Front. Oncol., 22 August 2019 | https://doi.org/10.3389/fonc.2019.00806

Radiomics-Based Machine Learning in Differentiation Between Glioblastoma and Metastatic Brain Tumors

Chaoyue Chen1,2,3, Xuejin Ou1,2,4, Jian Wang5, Wen Guo1,2,3,4 and Xuelei Ma1,2*
  • 1Department of Biotherapy, Cancer Center, West China Hospital, Sichuan University, Chengdu, China
  • 2State Key Laboratory of Biotherapy and Cancer Center, West China Hospital, Collaborative Innovation Center for Biotherapy, Sichuan University, Chengdu, China
  • 3Department of Neurosurgery, West China Hospital, Sichuan University, Chengdu, China
  • 4West China School of Medicine, West China Hospital, Sichuan University, Chengdu, China
  • 5School of Computer Science, Nanjing University of Science and Technology, Nanjing, China

Purpose: To investigative the diagnostic performance of radiomics-based machine learning in differentiating glioblastomas (GBM) from metastatic brain tumors (MBTs).

Method: The current study involved 134 patients diagnosed and treated in our institution between April 2014 and December 2018. Radiomics features were extracted from contrast-enhanced T1 weighted imaging (T1C). Thirty diagnostic models were built based on five selection methods and six classification algorithms. The sensitivity, specificity, accuracy, and area under curve (AUC) of each model were calculated, and based on these the optimal model was chosen.

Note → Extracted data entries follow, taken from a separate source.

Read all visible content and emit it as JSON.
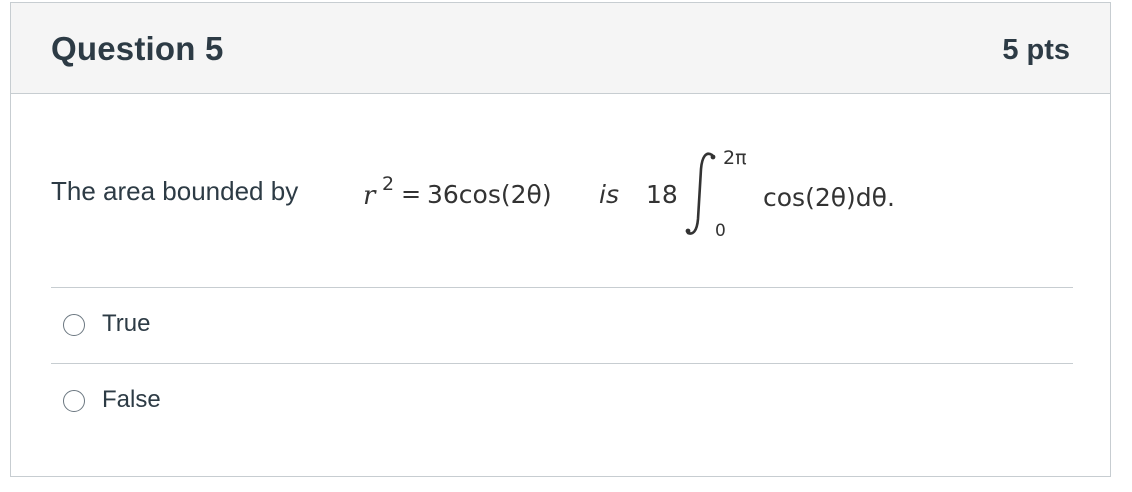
{
  "question": {
    "title": "Question 5",
    "points": "5 pts",
    "prefix": "The area bounded by",
    "equation": {
      "r": "r",
      "r_exponent": "2",
      "equals": "=",
      "rhs": "36cos(2θ)",
      "is": "is",
      "coefficient": "18",
      "integral_upper": "2π",
      "integral_lower": "0",
      "integrand": "cos(2θ)dθ."
    }
  },
  "answers": [
    {
      "label": "True",
      "selected": false
    },
    {
      "label": "False",
      "selected": false
    }
  ]
}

Result : Two models represented promising diagnostic performance with AUC of 0.80. The first model was a combination of Distance Correlation as the selection method and Linear Discriminant Analysis (LDA) as the classification algorithm. In the training group, the sensitivity, specificity, accuracy, and AUC were 0.75, 0.85, 0.80, and 0.80, respectively; and in the testing group, the sensitivity, specificity, accuracy, and AUC of the model were 0.69, 0.86, 0.78, and 0.80, respectively. The second model was the Distance Correlation as the selection method and logistic regression (LR) as the classification algorithm, with sensitivity, specificity, accuracy, and AUC of 0.75, 0.85, 0.80, 0.80 in the training group and 0.69, 0.86, 0.78, 0.80 in the testing group.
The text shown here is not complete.